JIM THOMPSON Savage Night

JIM THOMPSON – Savage Night. Lion #155, paperback original, 1953. Reprinted several times, including Black Lizard Books, softcover, 1985, 1991.

   When a good friend described Jim Thompson as “over-rated” to me not too long ago, it occurred to me that I hadn’t actually read anything by Thompson in a quarter century. So I picked up his most nightmarish novel, Savage Night to have another look at it.

   Damn, it’s good.

   Night is the chilling story of a freakishly petite and young-looking hitman pressured into that preordained failure, the One Last Job.

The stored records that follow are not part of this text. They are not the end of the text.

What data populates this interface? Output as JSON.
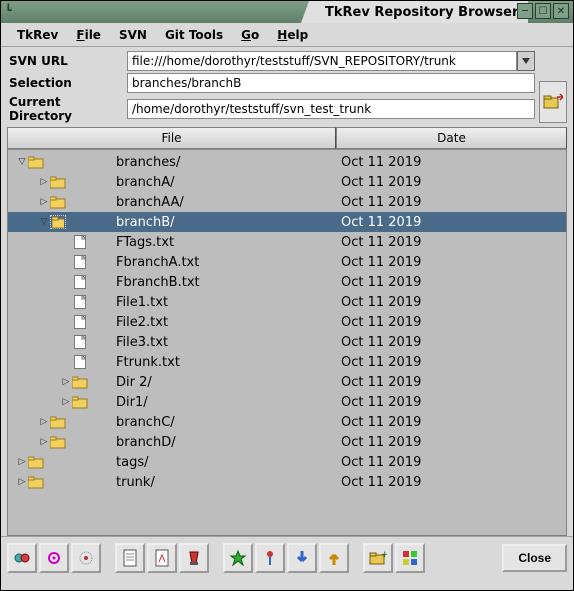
{
  "window": {
    "title": "TkRev Repository Browser"
  },
  "menu": {
    "tkrev": "TkRev",
    "file": "File",
    "svn": "SVN",
    "git_tools": "Git Tools",
    "go": "Go",
    "help": "Help"
  },
  "fields": {
    "url_label": "SVN URL",
    "url_value": "file:///home/dorothyr/teststuff/SVN_REPOSITORY/trunk",
    "selection_label": "Selection",
    "selection_value": "branches/branchB",
    "cwd_label": "Current Directory",
    "cwd_value": "/home/dorothyr/teststuff/svn_test_trunk"
  },
  "columns": {
    "file": "File",
    "date": "Date"
  },
  "tree": [
    {
      "depth": 0,
      "twisty": "open",
      "type": "folder",
      "name": "branches/",
      "date": "Oct 11 2019",
      "selected": false
    },
    {
      "depth": 1,
      "twisty": "closed",
      "type": "folder",
      "name": "branchA/",
      "date": "Oct 11 2019",
      "selected": false
    },
    {
      "depth": 1,
      "twisty": "closed",
      "type": "folder",
      "name": "branchAA/",
      "date": "Oct 11 2019",
      "selected": false
    },
    {
      "depth": 1,
      "twisty": "open",
      "type": "folder",
      "name": "branchB/",
      "date": "Oct 11 2019",
      "selected": true
    },
    {
      "depth": 2,
      "twisty": "",
      "type": "file",
      "name": "FTags.txt",
      "date": "Oct 11 2019",
      "selected": false
    },
    {
      "depth": 2,
      "twisty": "",
      "type": "file",
      "name": "FbranchA.txt",
      "date": "Oct 11 2019",
      "selected": false
    },
    {
      "depth": 2,
      "twisty": "",
      "type": "file",
      "name": "FbranchB.txt",
      "date": "Oct 11 2019",
      "selected": false
    },
    {
      "depth": 2,
      "twisty": "",
      "type": "file",
      "name": "File1.txt",
      "date": "Oct 11 2019",
      "selected": false
    },
    {
      "depth": 2,
      "twisty": "",
      "type": "file",
      "name": "File2.txt",
      "date": "Oct 11 2019",
      "selected": false
    },
    {
      "depth": 2,
      "twisty": "",
      "type": "file",
      "name": "File3.txt",
      "date": "Oct 11 2019",
      "selected": false
    },
    {
      "depth": 2,
      "twisty": "",
      "type": "file",
      "name": "Ftrunk.txt",
      "date": "Oct 11 2019",
      "selected": false
    },
    {
      "depth": 2,
      "twisty": "closed",
      "type": "folder",
      "name": "Dir 2/",
      "date": "Oct 11 2019",
      "selected": false
    },
    {
      "depth": 2,
      "twisty": "closed",
      "type": "folder",
      "name": "Dir1/",
      "date": "Oct 11 2019",
      "selected": false
    },
    {
      "depth": 1,
      "twisty": "closed",
      "type": "folder",
      "name": "branchC/",
      "date": "Oct 11 2019",
      "selected": false
    },
    {
      "depth": 1,
      "twisty": "closed",
      "type": "folder",
      "name": "branchD/",
      "date": "Oct 11 2019",
      "selected": false
    },
    {
      "depth": 0,
      "twisty": "closed",
      "type": "folder",
      "name": "tags/",
      "date": "Oct 11 2019",
      "selected": false
    },
    {
      "depth": 0,
      "twisty": "closed",
      "type": "folder",
      "name": "trunk/",
      "date": "Oct 11 2019",
      "selected": false
    }
  ],
  "toolbar": {
    "close": "Close"
  }
}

Charlie “Little” Bigger lands in a small town for a tough job that turns into a paranoid hell, then into a surreal spin where neither he nor the reader quite knows what’s going on we just realize something pretty awful is happening here, and when I applied the adjective nightmarish, it was with a full appreciation that Savage Night could stand right up there with the scariest of traditional “horror stories.”

   It also benefits from the kind of writing we look for most in two-bit novels: efficient prose that goes beyond prosaic efficiency to achieve a quality completely unlooked-for in pulp fiction:

JIM THOMPSON Savage Night

   Bigger sees a puritanical old woman and “I couldn’t figure why some dairy hadn’t hired her to sour their cream for them. ” A self important character gets a compliment and “swelled up like a poisoned pup.” And then there’s the short sequence where Thompson’s narrator enters a house:

    I pushed the sagging gate open. I climbed the rickety steps to the porch and rang the bell… I turned and glanced around the bare yard — too goddamned lazy to plant a little grass. I looked at the paint-peeled fence with half the pickets knocked off….

   Now that passage should be taught in every Creative Writing course in the Free World: a quickly-carried couple of sentences that (a) move the story along, (b) describe the setting, (c) tell us something about the guy who lives there, and (d) tell us something about the narrator at the same time.

   Amazing. This is the sort of writing that gave Thompson his belated reputation, and it serves very well for a tough, fast story that still scares me.